You still do not have any grasp of how dire the situation actually is with regard to patient care areas in the hospital. How could you understand when you do not bother to communicate on any level with the charge nurses of the departments or the supervisors, and you have completely stopped making any effort to communicate or check in with any of the departments and staff? There are many rumors as to your punitive new rules, but yet none have been placed in writing. Has anyone ever explained effective communication to you? There again, you seem to think that we are breaking these fictitious rules of yours on purpose. Believe me we are only trying to get through the hour 12 hour shifts without causing harm to the patients or ourselves as you (and Wayne) have created such an unsafe work environment. Most employees still do not know who Wayne Allen is or what he looks like as he certainly has never made rounds to departments. The same could be said with our human resource director, Scott Kidd. He has files on employees that he is not even capable of putting a face to when shopping in his leisure clothes at Harvest Market during the middle of the weekday. I expected more from you Ms. Murph.

So let's get to the specifics.

As of recently, you made significant cuts in our staffing. You announced to the newspapers the plan to downsize and layoff employees before you gave us the respect of notification prior. You announced to the public that these cuts would not affect patient safety and you are able to say this with a straight face? You (the newest administrator who cannot put even a quarter of our faces to a name) and a CEO (who never enters patient care areas) decide without advice from charge nurses or supervisors who should be let go. How irresponsible of you both. When injuries occur to patients and staff members (and they will), it will lay on your shoulders. Not unsafe working conditions?

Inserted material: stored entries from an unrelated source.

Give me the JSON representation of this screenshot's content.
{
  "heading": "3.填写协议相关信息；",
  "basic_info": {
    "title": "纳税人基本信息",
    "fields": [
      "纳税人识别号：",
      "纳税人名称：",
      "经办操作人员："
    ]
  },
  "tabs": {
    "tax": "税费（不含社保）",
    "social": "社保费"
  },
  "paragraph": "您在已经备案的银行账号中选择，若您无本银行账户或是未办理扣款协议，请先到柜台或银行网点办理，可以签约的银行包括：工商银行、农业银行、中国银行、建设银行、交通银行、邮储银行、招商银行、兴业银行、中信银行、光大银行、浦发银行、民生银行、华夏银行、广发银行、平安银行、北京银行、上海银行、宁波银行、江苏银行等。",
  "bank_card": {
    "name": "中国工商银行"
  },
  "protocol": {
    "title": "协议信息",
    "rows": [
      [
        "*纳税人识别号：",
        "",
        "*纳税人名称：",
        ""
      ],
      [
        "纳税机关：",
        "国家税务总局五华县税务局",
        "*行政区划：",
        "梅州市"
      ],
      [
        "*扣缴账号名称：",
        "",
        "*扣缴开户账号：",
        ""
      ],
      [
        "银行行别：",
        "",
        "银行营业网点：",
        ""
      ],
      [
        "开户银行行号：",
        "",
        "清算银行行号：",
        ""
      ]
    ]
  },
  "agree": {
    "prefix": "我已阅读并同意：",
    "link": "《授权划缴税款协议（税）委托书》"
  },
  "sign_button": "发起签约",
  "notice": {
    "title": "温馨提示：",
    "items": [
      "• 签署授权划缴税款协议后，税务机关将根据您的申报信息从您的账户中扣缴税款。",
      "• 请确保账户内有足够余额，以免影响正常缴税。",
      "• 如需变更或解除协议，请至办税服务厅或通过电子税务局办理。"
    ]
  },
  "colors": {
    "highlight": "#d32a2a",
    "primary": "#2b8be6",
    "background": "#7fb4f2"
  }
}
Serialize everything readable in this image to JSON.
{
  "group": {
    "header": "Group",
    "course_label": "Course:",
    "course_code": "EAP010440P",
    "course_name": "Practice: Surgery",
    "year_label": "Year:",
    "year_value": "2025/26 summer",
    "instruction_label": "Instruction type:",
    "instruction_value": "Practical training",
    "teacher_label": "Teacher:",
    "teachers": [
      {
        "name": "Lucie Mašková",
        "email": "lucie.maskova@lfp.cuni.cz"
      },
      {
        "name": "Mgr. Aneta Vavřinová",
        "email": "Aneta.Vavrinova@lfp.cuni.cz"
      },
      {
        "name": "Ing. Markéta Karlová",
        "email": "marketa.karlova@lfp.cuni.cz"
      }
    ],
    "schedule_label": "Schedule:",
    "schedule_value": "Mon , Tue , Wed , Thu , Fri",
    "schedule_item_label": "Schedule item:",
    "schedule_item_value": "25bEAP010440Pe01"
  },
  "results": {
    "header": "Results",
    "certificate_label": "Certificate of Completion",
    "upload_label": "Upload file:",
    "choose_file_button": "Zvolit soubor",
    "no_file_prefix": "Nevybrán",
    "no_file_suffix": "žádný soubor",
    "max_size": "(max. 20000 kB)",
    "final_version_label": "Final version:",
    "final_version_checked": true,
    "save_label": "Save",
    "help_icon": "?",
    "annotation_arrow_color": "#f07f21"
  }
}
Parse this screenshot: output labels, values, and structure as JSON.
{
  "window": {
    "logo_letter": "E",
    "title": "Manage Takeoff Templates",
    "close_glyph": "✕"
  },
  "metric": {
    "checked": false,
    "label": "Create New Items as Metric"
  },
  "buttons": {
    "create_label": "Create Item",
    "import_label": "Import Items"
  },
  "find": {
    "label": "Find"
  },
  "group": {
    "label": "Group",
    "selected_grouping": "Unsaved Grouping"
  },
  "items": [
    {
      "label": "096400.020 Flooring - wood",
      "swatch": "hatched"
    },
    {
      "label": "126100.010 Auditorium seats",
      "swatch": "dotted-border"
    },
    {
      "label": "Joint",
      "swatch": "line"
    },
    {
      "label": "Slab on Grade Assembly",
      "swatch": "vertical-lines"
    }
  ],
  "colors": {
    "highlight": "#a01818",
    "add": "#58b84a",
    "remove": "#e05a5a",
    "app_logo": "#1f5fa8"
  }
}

1. You fired all the nursing aides from the night shift. Tell me how it is possible for a nurse to administer total patient care when several patients who are in isolation (just about every patient admitted has history of MRSA), most are weak, elderly, and have dementia, patients with mobility restrictions were deemed to be at fall risk, incontinent of liquid stool and urine, and your threatening messages to punish nurses who do not complete the new requirements for the NexGen computer system. Who is accountable when patients have to lay in their feces and urine because the nurse cannot leave another patient's side? That would be you and Wayne, Murph! How can you possibly make morale any worse than by punishing nurses for not having enough time to chart "meaningful use" when you have physically exhausted them with a staffing crisis? I heard a rumor that when we do not have nurses available for emissions, you will not allow patients to be transferred to other facilities. Your solution, burden the nurses with too many patients, be out of compliance with mandated state law, then you will "self-report us" to the state officials? Well, you really do know how to operate an acute care hospital.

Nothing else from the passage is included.